As of right now, CSS grids is supported by 83%-86% of browsers.
Would love to see links for this.
Microsoft intends to support IE11 until 2025.
This has always bugged me. Why does IE always lag behind in such CSS features? What kind of politics is this? Or is it that Microsoft does not have a big or smart enough browser team that can bring the IE/Edge features at par with Firefox/Chrome?
I've been so pissed off by this that I've started a micro-revolution by not caring if my blog renders well on IE/Edge. IE is pain in meeting compatibility with the CSP headers too. Hopefully more people start doing this so that people are forced to move to a better browser than IE.
On the other hand, given that CSS grids were proposed by the XAML team, IE 11 does support the initial version of them, which is already better than not having them at all.
At this point, Grid Layout is well-supported in enough modern/evergreen browsers that I don't feel this disclaimer is still necessary. As others have posted IE 11 is really the only reason not to aggressively use grid for many projects. I'll be removing this warning shortly.

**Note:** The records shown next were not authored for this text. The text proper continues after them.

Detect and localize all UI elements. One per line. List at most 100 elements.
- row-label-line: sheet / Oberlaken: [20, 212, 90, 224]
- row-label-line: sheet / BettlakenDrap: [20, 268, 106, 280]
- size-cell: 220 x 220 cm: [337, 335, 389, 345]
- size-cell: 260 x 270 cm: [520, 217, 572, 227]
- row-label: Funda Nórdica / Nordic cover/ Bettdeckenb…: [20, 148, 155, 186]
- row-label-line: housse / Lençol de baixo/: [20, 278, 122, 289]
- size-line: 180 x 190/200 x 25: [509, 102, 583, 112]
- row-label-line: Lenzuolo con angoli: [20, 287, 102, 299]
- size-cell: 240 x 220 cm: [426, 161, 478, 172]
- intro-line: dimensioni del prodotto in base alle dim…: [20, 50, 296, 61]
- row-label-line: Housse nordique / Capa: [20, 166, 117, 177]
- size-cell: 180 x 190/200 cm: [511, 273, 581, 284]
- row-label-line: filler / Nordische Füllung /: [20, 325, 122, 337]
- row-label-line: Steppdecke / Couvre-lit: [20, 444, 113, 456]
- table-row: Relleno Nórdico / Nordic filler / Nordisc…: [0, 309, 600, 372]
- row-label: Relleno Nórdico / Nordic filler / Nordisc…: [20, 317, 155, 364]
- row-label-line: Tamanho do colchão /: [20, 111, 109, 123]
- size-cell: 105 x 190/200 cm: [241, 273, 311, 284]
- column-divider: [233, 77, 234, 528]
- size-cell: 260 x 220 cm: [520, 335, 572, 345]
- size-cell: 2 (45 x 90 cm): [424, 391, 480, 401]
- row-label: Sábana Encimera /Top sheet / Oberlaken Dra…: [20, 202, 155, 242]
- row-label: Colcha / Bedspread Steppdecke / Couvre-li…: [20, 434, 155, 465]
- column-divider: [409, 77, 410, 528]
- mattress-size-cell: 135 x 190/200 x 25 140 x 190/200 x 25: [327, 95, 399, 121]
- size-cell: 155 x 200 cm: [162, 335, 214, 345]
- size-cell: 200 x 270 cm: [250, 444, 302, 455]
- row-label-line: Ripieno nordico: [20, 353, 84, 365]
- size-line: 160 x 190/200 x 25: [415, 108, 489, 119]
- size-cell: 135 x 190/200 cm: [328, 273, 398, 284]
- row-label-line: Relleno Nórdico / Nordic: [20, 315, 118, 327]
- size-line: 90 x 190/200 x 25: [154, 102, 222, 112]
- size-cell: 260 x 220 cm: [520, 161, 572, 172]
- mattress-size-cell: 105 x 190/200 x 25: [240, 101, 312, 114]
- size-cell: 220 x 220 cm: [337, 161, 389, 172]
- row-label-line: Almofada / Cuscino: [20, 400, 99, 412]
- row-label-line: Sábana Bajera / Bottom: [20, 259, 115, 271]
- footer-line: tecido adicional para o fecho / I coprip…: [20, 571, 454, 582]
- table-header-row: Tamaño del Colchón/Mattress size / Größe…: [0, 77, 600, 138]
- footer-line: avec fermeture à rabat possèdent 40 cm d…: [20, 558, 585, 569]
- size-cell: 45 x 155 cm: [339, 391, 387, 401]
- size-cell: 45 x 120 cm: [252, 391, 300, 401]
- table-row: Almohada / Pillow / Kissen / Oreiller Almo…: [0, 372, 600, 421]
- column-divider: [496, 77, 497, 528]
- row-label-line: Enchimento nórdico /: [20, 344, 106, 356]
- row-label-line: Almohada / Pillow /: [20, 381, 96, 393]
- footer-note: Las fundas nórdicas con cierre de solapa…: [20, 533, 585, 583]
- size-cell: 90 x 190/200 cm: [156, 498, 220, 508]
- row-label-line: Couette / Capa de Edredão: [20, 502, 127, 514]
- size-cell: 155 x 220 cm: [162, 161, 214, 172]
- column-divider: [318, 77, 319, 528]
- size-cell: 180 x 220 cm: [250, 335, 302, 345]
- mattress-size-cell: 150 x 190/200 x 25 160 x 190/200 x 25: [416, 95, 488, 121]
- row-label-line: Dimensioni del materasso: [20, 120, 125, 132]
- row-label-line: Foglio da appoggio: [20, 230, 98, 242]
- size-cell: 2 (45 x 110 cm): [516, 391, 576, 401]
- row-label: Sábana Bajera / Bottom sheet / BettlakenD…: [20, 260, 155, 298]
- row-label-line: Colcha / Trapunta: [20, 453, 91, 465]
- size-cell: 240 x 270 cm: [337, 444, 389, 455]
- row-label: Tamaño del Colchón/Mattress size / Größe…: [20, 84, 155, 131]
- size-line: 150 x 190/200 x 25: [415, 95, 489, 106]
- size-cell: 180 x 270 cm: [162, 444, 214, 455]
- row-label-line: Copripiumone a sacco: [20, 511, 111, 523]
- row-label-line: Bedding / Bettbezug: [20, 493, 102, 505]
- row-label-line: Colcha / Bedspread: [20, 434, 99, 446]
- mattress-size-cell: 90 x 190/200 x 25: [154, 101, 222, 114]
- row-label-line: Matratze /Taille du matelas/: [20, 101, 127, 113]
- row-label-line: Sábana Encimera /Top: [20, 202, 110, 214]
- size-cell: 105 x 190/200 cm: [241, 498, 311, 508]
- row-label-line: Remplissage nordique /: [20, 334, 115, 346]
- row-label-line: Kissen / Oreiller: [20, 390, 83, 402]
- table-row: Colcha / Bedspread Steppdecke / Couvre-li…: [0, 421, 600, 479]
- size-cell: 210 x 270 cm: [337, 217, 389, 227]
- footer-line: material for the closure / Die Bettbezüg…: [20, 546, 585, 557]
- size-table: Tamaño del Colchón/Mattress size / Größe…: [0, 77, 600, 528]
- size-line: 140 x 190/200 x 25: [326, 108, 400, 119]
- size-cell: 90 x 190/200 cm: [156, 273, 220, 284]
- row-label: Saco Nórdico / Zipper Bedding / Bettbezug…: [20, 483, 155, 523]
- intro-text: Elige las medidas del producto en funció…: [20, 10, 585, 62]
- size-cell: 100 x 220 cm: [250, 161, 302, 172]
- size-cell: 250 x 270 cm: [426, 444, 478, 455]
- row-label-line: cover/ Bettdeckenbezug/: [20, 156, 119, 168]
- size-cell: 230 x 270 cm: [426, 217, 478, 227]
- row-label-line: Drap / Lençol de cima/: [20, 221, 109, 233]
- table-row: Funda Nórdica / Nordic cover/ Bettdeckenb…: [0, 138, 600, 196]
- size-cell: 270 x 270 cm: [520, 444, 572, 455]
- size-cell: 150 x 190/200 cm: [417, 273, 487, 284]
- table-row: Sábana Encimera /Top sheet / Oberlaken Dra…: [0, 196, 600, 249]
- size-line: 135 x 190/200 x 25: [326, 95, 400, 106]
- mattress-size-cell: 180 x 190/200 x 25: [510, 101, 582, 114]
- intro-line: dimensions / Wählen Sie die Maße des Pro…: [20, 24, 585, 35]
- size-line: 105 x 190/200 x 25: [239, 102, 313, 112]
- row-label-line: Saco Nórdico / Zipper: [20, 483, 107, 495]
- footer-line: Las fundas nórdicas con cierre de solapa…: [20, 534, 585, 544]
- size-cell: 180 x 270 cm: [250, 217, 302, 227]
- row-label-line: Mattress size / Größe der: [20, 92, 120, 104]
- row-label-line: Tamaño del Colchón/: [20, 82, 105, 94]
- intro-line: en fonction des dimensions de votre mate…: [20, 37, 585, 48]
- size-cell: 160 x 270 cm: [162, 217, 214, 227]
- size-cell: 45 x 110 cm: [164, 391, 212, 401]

According to caniuse, CSS Grid is supported by all browsers except IE and Opera Mini.
I never saw this but you can switch between "Current aligned", "Usage relative" and "Date relative" @ caniuse.com
The default is "Current aligned" but it might not be the best default because it doesn't show what you will target.
It might be old but it's not outdated. I have discovered it a few days ago because I'm doing something with CSS grids at the moment and I'm checking this page everyday.
EDIT: ok the warning at the top "CSS Grid Layout is currently supported by very few browsers" is outdated but the actual cheatsheet is definitely not :)
Its frustrating rather than difficult + the instant gratification makes it a fun little weekend project.
EDIT: For clarity-
"Cheat sheets" in CSS IMO are more harm than good. Sure, google the occasional 'align'. But until you start typing in your own code, you really are hacking your CSS.
Taking a weekend to learn CSS is learning the syntax and applying it. After this, you will know what to google, what type of responsive problems you will be setting widths for, etc...
Its very easy to use other people's work in HTML/CSS without ever understanding it.